“O Lord, our Lord, how majestic is your name in all the earth! You have set your glory above the heavens. Out of the mouth of babies and infants, you have established strength because of your foes, to still the enemy and the avenger. When I look at your heavens, the work of your fingers, the moon and the stars, which you have set in place, what is man that you are mindful of him, and the son of man that you care for him? Yet you have made him a little lower than the heavenly beings and crowned him with glory and honor. You have given him dominion over the works of your hands; you have put all things under his feet, all sheep and oxen, and also the beasts of the field, the birds of the heavens, and the fish of the sea, whatever passes along the paths of the seas. O Lord, our Lord, how majestic is your name in all the earth!” Psalm 8


Stephen Hawking, the famous, some say brilliant, theoretical physicist, now dead, denied the existence of God. He said the universe has no need of a Creator; a universe, he claimed, which was able to create itself, and, apparently, sustain itself.

This is exactly why I say, “some say brilliant.” Because he may certainly be very smart, but he is not very wise, and his concepts of philosophy and those truths which are beyond the material universe are self-contradictory. He claims, for example, that philosophy is dead, only science exists, while in the same breath he is philosophically musing. Yet many still bowed in obeisance to his prowess.

The massive problem with his discussion of things spiritual and universal is that Hawking displayed a very diminished view of the God who actually is. His view of God equates somewhat to many primitive and erroneous views of God now and in the past, like the worshiping of an assortment of inanimate things, the worshiping of elements of living creation itself, or worshiping a human construct of who and what God is.

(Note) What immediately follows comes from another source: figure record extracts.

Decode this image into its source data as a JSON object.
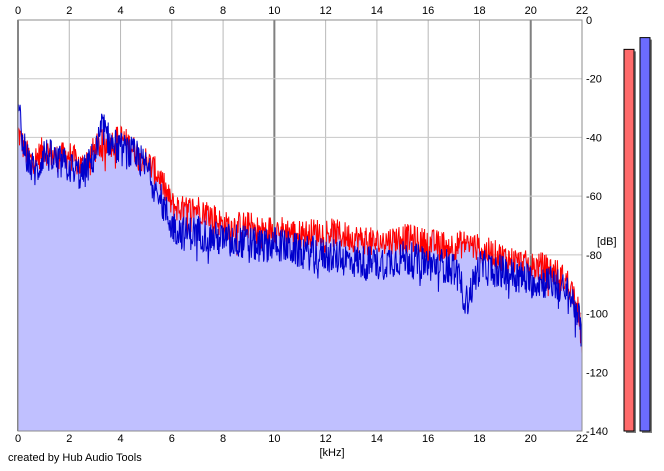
{
  "app": {
    "credit": "created by Hub Audio Tools"
  },
  "chart_data": {
    "type": "area",
    "title": "",
    "xlabel": "[kHz]",
    "ylabel": "[dB]",
    "xlim": [
      0,
      22
    ],
    "ylim": [
      -140,
      0
    ],
    "x_ticks": [
      0,
      2,
      4,
      6,
      8,
      10,
      12,
      14,
      16,
      18,
      20,
      22
    ],
    "y_ticks": [
      0,
      -20,
      -40,
      -60,
      -80,
      -100,
      -120,
      -140
    ],
    "y_tick_labels": [
      "0",
      "-20",
      "-40",
      "-60",
      "-80",
      "-100",
      "-120",
      "-140"
    ],
    "grid": true,
    "series": [
      {
        "color": "#ff0000",
        "x": [
          0,
          0.25,
          0.5,
          0.75,
          1,
          1.5,
          2,
          2.5,
          3,
          3.3,
          3.6,
          4,
          4.5,
          5,
          5.5,
          6,
          6.5,
          7,
          7.5,
          8,
          8.5,
          9,
          9.5,
          10,
          11,
          12,
          13,
          14,
          15,
          16,
          17,
          17.5,
          18,
          19,
          20,
          20.5,
          21,
          21.5,
          21.8,
          22
        ],
        "values": [
          -38,
          -44,
          -48,
          -47,
          -44,
          -47,
          -46,
          -50,
          -44,
          -42,
          -42,
          -40,
          -44,
          -48,
          -53,
          -63,
          -65,
          -64,
          -66,
          -70,
          -70,
          -70,
          -72,
          -71,
          -73,
          -72,
          -74,
          -76,
          -74,
          -76,
          -77,
          -76,
          -78,
          -81,
          -84,
          -84,
          -86,
          -90,
          -96,
          -110
        ]
      },
      {
        "color": "#0000cc",
        "x": [
          0,
          0.25,
          0.5,
          0.75,
          1,
          1.5,
          2,
          2.5,
          3,
          3.3,
          3.6,
          4,
          4.5,
          5,
          5.5,
          6,
          6.5,
          7,
          7.5,
          8,
          8.5,
          9,
          9.5,
          10,
          11,
          12,
          13,
          14,
          15,
          16,
          17,
          17.5,
          18,
          19,
          20,
          20.5,
          21,
          21.5,
          21.8,
          22
        ],
        "values": [
          -30,
          -44,
          -50,
          -52,
          -45,
          -48,
          -50,
          -53,
          -46,
          -36,
          -42,
          -44,
          -46,
          -50,
          -60,
          -70,
          -73,
          -72,
          -74,
          -75,
          -75,
          -76,
          -77,
          -76,
          -79,
          -80,
          -82,
          -83,
          -81,
          -83,
          -84,
          -96,
          -84,
          -86,
          -89,
          -89,
          -90,
          -94,
          -98,
          -108
        ]
      }
    ],
    "level_meters": [
      {
        "color": "#ff6b6b",
        "level_db": -10
      },
      {
        "color": "#6b6bff",
        "level_db": -6
      }
    ]
  }
}
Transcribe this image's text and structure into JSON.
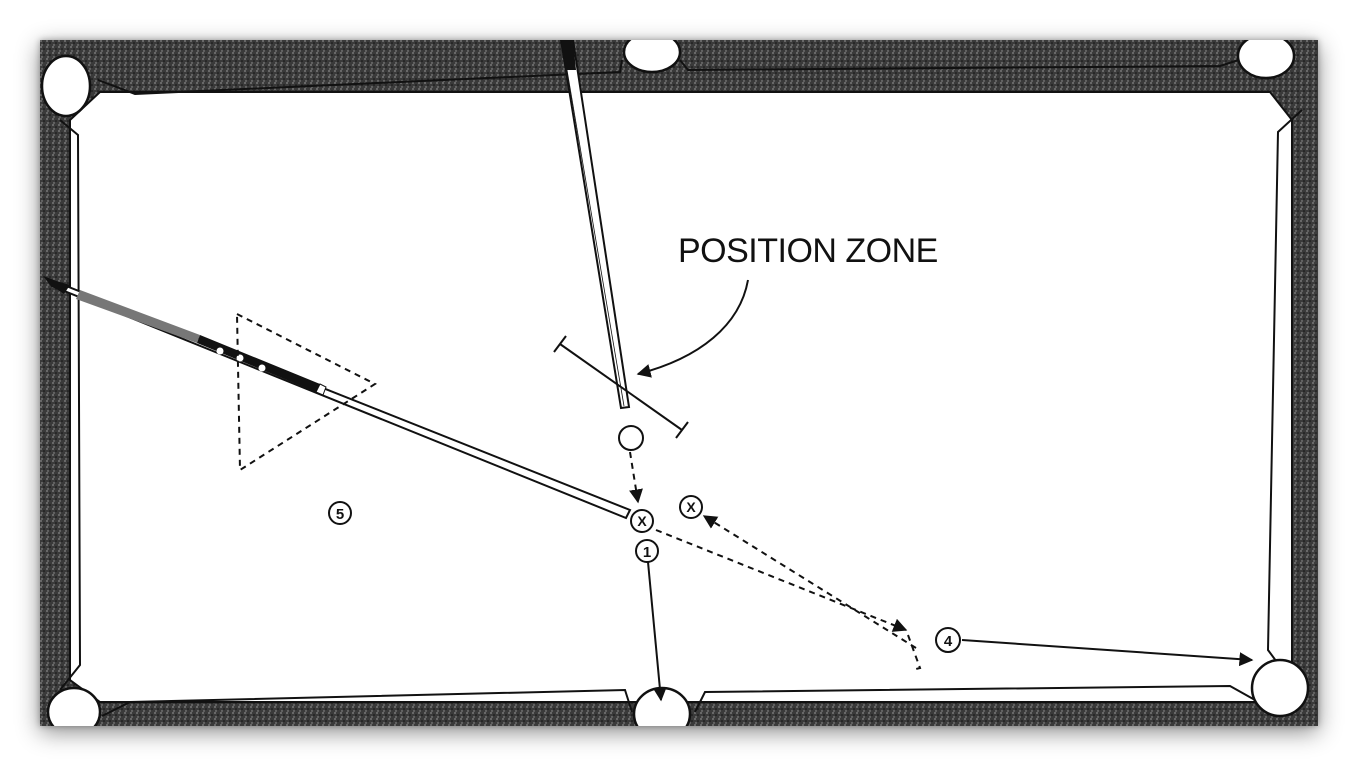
{
  "annotation": {
    "label": "POSITION ZONE"
  },
  "balls": [
    {
      "id": "cue",
      "label": ""
    },
    {
      "id": "ghost-x-1",
      "label": "X"
    },
    {
      "id": "ghost-x-2",
      "label": "X"
    },
    {
      "id": "ball-1",
      "label": "1"
    },
    {
      "id": "ball-4",
      "label": "4"
    },
    {
      "id": "ball-5",
      "label": "5"
    }
  ],
  "colors": {
    "ink": "#111111",
    "cloth": "#ffffff",
    "rail": "#2a2a2a"
  }
}
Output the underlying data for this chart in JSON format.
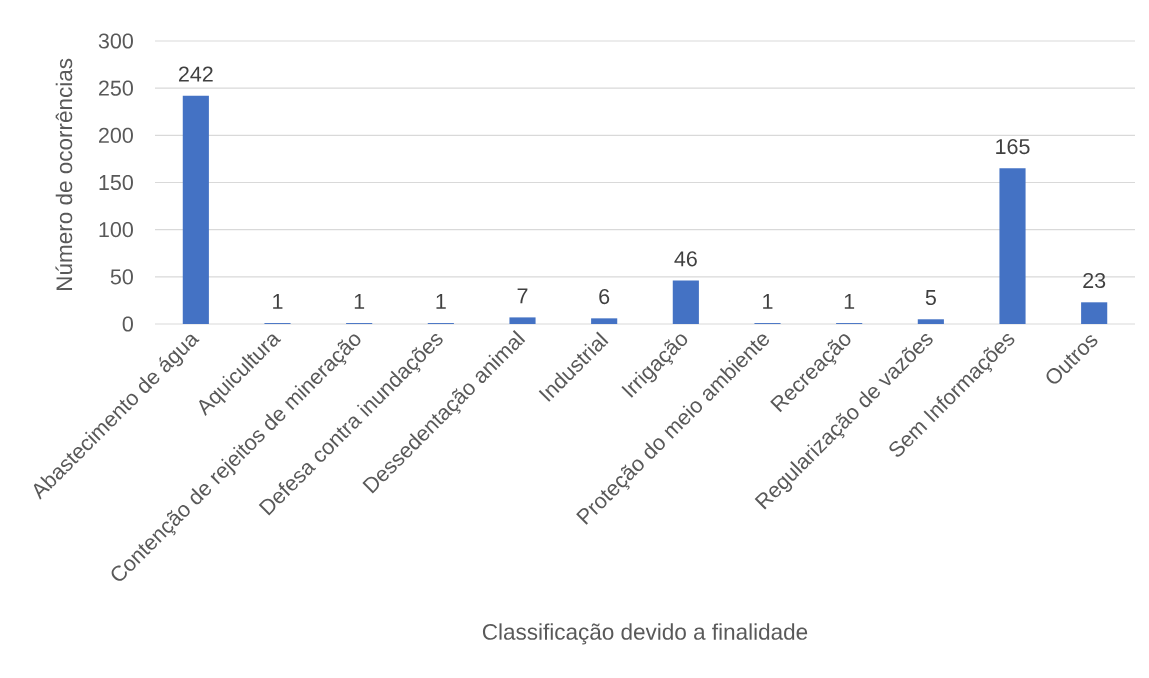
{
  "chart_data": {
    "type": "bar",
    "xlabel": "Classificação devido a finalidade",
    "ylabel": "Número de ocorrências",
    "categories": [
      "Abastecimento de água",
      "Aquicultura",
      "Contenção de rejeitos de mineração",
      "Defesa contra inundações",
      "Dessedentação animal",
      "Industrial",
      "Irrigação",
      "Proteção do meio ambiente",
      "Recreação",
      "Regularização de vazões",
      "Sem Informações",
      "Outros"
    ],
    "values": [
      242,
      1,
      1,
      1,
      7,
      6,
      46,
      1,
      1,
      5,
      165,
      23
    ],
    "color": "#4472c4",
    "ylim": [
      0,
      300
    ],
    "yticks": [
      0,
      50,
      100,
      150,
      200,
      250,
      300
    ],
    "grid": "y",
    "data_labels": true
  }
}
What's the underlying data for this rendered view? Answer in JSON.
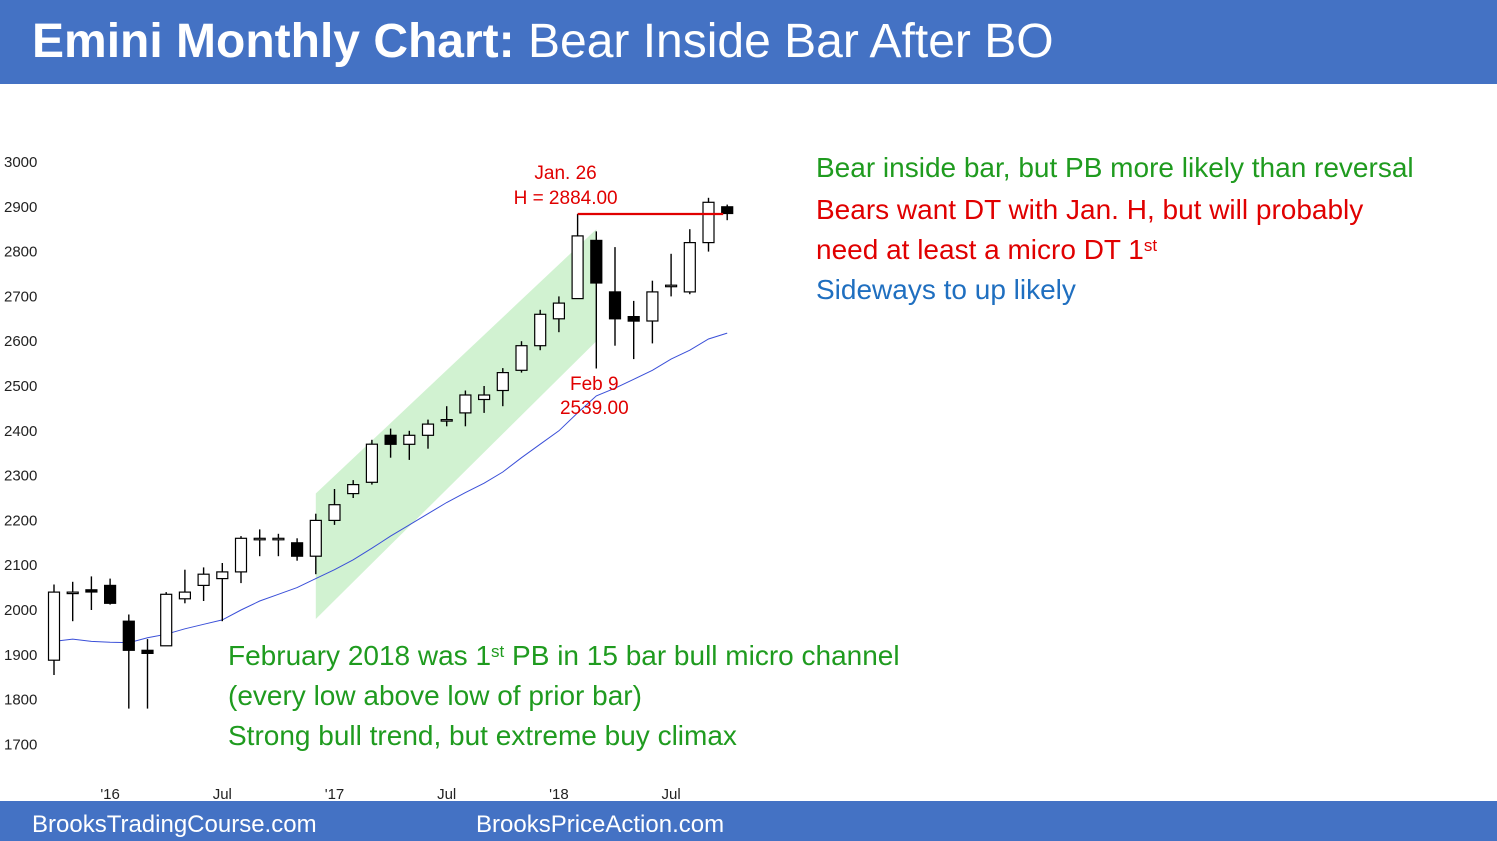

You can see this in the description Hawking believes of God in his writings. He has no concept or understanding of the God revealed in the Bible as well as what is manifest by observing the incredible universe, for he never describes any such God while continually pointing to a “straw-man” of who He isn’t. This is what atheists do.

You would think Hawking would be moved to at least speculate on the majesty of God by the sheer immensity, complexity, intricacy, and purposeful design of all creation. But Hawking instead relies on his own leap of faith, with no shred of extant evidence, to say his personal view of God is not. And yet there is really no plausible, observable evidence to suggest the universe devised its own making out of nothing.

Hawking is aware the universe is inexorably moving, expanding. So he conjectures it must have begun from a single spot, a spot infinitesimally small, and all on its own accord. Actually defying the laws of nature, which Hawking believes rule the universe, these same laws, nevertheless, caused a random creation itself out of nothing. This is a supposition with absolutely no evidence.

Life, however, does not evolve from non-life, as evidenced from continuous observation and scientific research. This fact is a law of nature. And the immensity and order of the universe remains beyond our comprehension. To think it all began unmoved, unenergized by something or someone is a massive stretch of disconnected imagination.

Yet, for all our study of space, and planets, and galaxies we have yet to find life or signs of life beyond earth. Is, then, the whole of this immense universe meant only to impress and serve as overwhelming pointers to the greatness of God, for those who dwell or have dwelled on the earth; those creatures who are made themselves in the image of their most powerful and magnificent Creator?

If this is so, the Creator has an abundant focus and purposeful intent on those who dwell and have dwelt on the earth. But do those who have lived on the earth from the beginning merely pass out of human memory while falling short of the prospect of future being, forever? Is this the general sense of mankind?

Or is there an instinct, a faith-sense of eternity in the heart of man? What thoughts of this really dwell in man’s inner consciousness? Are these eternal instincts worthy of your consideration? I truly believe Hawking died not really convinced he was moving into a realm of empty nothingness. In his inner consciousness he expected something would succeed his last breath. “[God] has put eternity into man’s heart.” (Ecclesiastes 3:11)

The greatness and immensity of the universe point to the existence of a majestic, infinite, unfathomable God. One to be worshipped and praised on the basis of His works alone; One who draws from His creatures endless praise and love. The god of Stephen Hawking and similar atheists is not worthy of belief, because such a god simply is not.

But there is a God who is worthy of your belief. It is the God who is! O Lord, our Lord, how majestic is your name in all the earth!


“High in the heavens His throne is fixed forever, His kingdom rules o’er all from pole to pole; bless ye the Lord through all His wide dominion, bless His most holy name, O thou my soul. Bless Him forever, wondrous in might, bless Him, His servants that in His will delight.”